Les troubles de la santé mentale, avec un continuum entre troubles légers et maladies psychiatriques sévères, sont associés à un risque accru de maladie cardiovasculaire (MCV). Par exemple, la dépression est indépendamment associée à une augmentation, de 14 à 55 % selon les études, du risque de MCV, avec un risque accru d’insuffisance cardiaque et de troubles du rythme.
Inversement, les maladies cardiovasculaires sont associées à un risque plus élevé de dépression, d’anxiété et de stress post-traumatique, en particulier chez les sujets jeunes et les femmes.
Si ces liens sont aujourd’hui reconnus, en pratique, le dépistage de ces troubles chez les patients ayant une MCV est insuffisant, que ce soit au moment du diagnostic ou lors du suivi. Les experts recommandent le recours systématique à des tests rapides de dépistage, par exemple le test de whooley, de très bonne sensibilité (95 %) et qui se fonde sur deux questions simples :
— « Durant le mois écoulé, avez-vous souvent été perturbé par le cafard, une déprime, une perte d’espoir ? » ;
— Et « durant le mois écoulé, avez-vous été souvent perturbé par le peu d’intérêt ou de plaisir dans vos activités ? ».
En cas de réponse positive à l’un ou aux deux questions, d’autres échelles d’évaluation sont alors utilisées.

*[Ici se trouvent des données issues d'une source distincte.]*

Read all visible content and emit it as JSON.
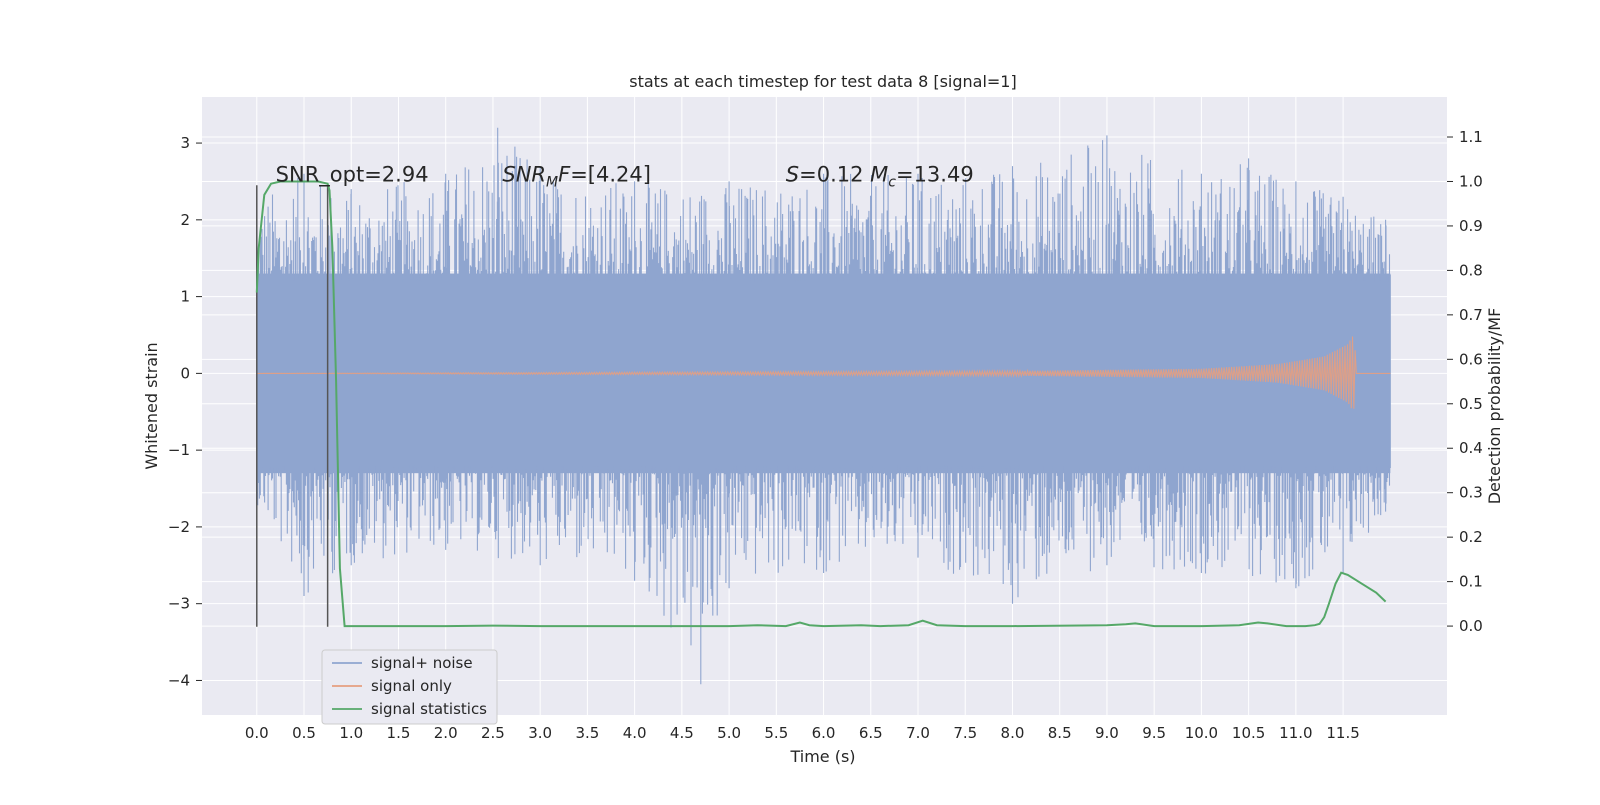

Le consensus présenté au congrès (1) préconise d’organiser, au sein des services de cardiologie, une équipe « psycho-cardio », selon des modalités adaptées aux ressources et à la population locale. Les médecins traitants jouent également un rôle majeur pour dépister anxiété, dépression et stress post-traumatique chez les patients ayant une MCV, en particulier lors des consultations régulières. Écoute active, empathie, communication sont les premiers éléments de la prise en charge des troubles, qui peuvent aussi bénéficier d’approches plus ciblées, comme la relaxation ou les thérapies comportementales.
Les experts rappellent que les indications des anxiolytiques, sédatifs et hypnotiques, globalement surutilisés, doivent être bien pesées.